Le calme ne dure qu’un moment. Un moment suspendu, fragile, où seul le bip du moniteur semblait marquer le passage d’un temps normal.

Puis elle bouge. Un frémissement des paupières d’abord. Un soupir plus profond. Ses doigts se contractent faiblement dans ma main. Je me penche, l’espoir , stupide, naïf , faisant battre mon cœur plus vite. Peut-être que le sommeil l’a apaisée. Peut-être…

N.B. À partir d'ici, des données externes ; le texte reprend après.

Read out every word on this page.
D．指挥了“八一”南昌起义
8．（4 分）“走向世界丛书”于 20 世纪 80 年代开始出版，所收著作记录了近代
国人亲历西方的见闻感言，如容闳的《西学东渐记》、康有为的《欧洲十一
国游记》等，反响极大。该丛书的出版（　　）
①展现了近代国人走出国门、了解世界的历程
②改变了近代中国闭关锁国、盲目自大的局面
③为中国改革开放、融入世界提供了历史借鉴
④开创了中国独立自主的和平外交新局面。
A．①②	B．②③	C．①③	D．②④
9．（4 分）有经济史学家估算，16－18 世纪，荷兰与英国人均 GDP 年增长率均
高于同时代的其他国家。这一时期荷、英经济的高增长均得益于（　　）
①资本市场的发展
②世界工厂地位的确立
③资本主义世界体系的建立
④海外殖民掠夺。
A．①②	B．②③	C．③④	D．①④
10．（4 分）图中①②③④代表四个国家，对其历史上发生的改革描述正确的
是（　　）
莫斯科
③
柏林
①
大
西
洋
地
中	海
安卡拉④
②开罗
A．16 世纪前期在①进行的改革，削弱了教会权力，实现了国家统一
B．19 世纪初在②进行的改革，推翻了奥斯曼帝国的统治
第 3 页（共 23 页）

Ses yeux s’ouvrent. Ils sont troubles, vitreux, empreints d’une confusion profonde. Elle cligne plusieurs fois, fixant le plafond blanc sans le reconnaître. Elle tourne la tête lentement, et son regard erre sur la pièce : la fenêtre, le fauteuil vide où sa mère était assise, le chariot en acier chromé.

Puis il se pose sur moi.

Un instant, rien. Un vide. Puis une lueur y apparaît. Une lueur familière, douce. Mais c’est une douceur d’avant. Une douceur qui n’a plus sa place ici.

— Lia.

Sa voix est rauque, ensommeillée, mais il y a une note presque normale qui me glace le sang.

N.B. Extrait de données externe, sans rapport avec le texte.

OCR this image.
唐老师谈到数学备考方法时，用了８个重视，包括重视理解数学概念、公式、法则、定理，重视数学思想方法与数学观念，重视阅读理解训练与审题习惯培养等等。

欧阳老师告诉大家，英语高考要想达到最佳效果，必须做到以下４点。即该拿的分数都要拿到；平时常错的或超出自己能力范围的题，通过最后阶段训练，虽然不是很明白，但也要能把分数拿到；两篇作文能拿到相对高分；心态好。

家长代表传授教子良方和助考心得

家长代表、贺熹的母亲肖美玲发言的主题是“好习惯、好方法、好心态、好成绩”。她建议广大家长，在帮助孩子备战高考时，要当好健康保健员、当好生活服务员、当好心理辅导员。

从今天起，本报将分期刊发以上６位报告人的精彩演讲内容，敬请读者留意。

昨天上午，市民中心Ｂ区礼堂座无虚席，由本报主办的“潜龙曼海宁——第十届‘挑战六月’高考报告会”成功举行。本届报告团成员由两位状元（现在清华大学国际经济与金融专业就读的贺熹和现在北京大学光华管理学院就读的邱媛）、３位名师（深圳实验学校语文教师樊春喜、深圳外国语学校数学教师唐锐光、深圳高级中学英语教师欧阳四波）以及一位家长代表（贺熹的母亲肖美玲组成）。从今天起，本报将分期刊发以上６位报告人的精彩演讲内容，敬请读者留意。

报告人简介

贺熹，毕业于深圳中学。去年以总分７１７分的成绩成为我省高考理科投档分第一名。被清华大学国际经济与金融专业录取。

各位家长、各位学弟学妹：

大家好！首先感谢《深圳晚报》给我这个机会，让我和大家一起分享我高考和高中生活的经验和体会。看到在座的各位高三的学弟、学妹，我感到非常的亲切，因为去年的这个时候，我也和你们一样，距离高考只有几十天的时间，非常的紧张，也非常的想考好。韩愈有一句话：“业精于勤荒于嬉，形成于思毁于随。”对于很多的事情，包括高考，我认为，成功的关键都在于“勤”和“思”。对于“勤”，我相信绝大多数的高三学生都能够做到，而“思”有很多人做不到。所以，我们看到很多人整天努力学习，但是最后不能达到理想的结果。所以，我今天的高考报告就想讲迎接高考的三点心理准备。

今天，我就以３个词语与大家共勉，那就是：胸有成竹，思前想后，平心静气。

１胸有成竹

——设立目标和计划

— Tu es déjà là. Tu es toujours à l’heure, toi.

Elle essaie de sourire, un petit sourire fatigué. Elle se redresse un peu sur les coudes, grimace légèrement.

— Mon Dieu, j’ai mal partout. Cette nuit de filles a été trop agitée, je crois. Tu m’as fait boire combien de cocktails, déjà ?

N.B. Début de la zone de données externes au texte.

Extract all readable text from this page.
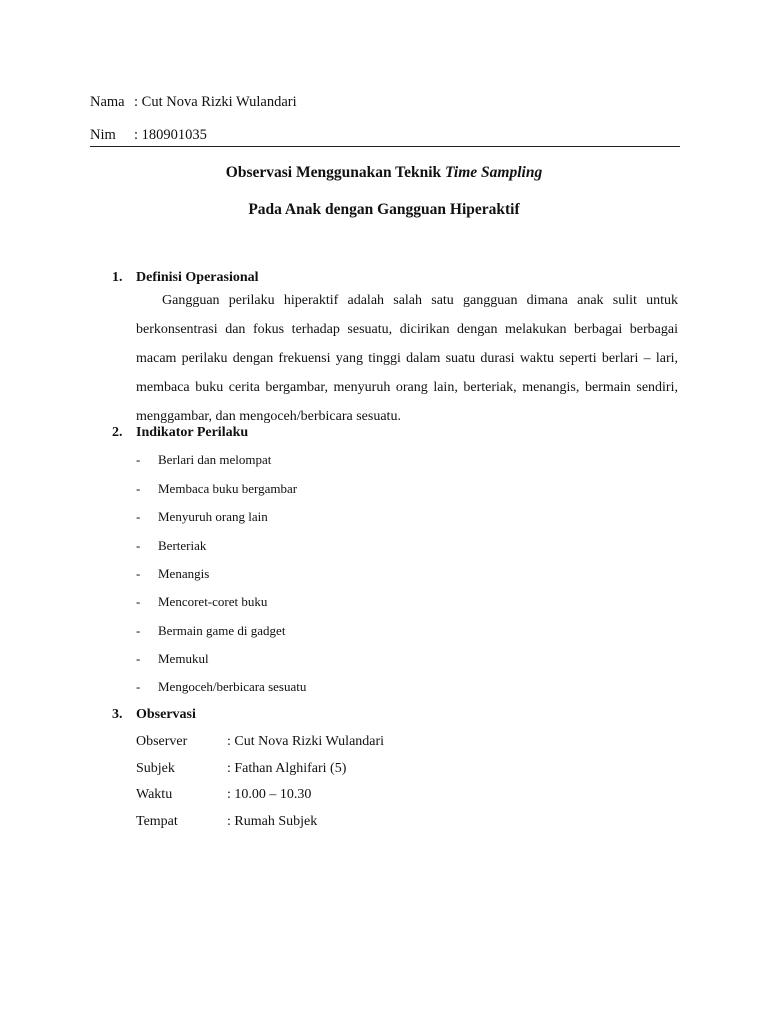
Nama : Cut Nova Rizki Wulandari
Nim : 180901035
Observasi Menggunakan Teknik Time Sampling
Pada Anak dengan Gangguan Hiperaktif
1. Definisi Operasional
Gangguan perilaku hiperaktif adalah salah satu gangguan dimana anak sulit untuk berkonsentrasi dan fokus terhadap sesuatu, dicirikan dengan melakukan berbagai berbagai macam perilaku dengan frekuensi yang tinggi dalam suatu durasi waktu seperti berlari – lari, membaca buku cerita bergambar, menyuruh orang lain, berteriak, menangis, bermain sendiri, menggambar, dan mengoceh/berbicara sesuatu.
2. Indikator Perilaku
- Berlari dan melompat
- Membaca buku bergambar
- Menyuruh orang lain
- Berteriak
- Menangis
- Mencoret-coret buku
- Bermain game di gadget
- Memukul
- Mengoceh/berbicara sesuatu
3. Observasi
Observer	: Cut Nova Rizki Wulandari
Subjek	: Fathan Alghifari (5)
Waktu	: 10.00 – 10.30
Tempat	: Rumah Subjek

Elle plaisante. Elle plaisante. Mon estomac se tord. Je garde sa main, qui est devenue moite.

— Anahid…

— Ne fais pas cette tête, je vais bien. Juste une grosse gueule de bois. Mais il ne faut pas traîner.

Elle jette un coup d’œil autour d’elle, fronçant les sourcils.

— Où sommes-nous ? C’est quel hôtel ? C’est… moderne. Très blanc.

Un frisson de terreur pur et glacé descend le long de ma colonne vertébrale. Ce n’est pas du déni. C’est plus profond. Plus effrayant. Son esprit, saturé de douleur, a reculé. Il a trouvé un refuge dans un avant qui n’existe plus.

— Anahid, écoute-moi. Tu es à l’hôpital.

— L’hôpital ? Pourquoi ? Je me suis blessée en dansant ? Oh mon Dieu, le mariage !

Ses yeux s’écarquillent, non pas de terreur, mais d’une inquiétude pressante, normale. L’inquiétude d’une mariée le jour de son essayage.

— Il faut qu’on y aille, Lia. Vite. L’essayage de la robe est à 11h, chez Mme Arpine. Tu te souviens ? Avec les dernières retouches. Et après, on doit aller chercher les alliances. Ara doit finir tôt au bureau aujourd’hui, il nous rejoindra là-bas.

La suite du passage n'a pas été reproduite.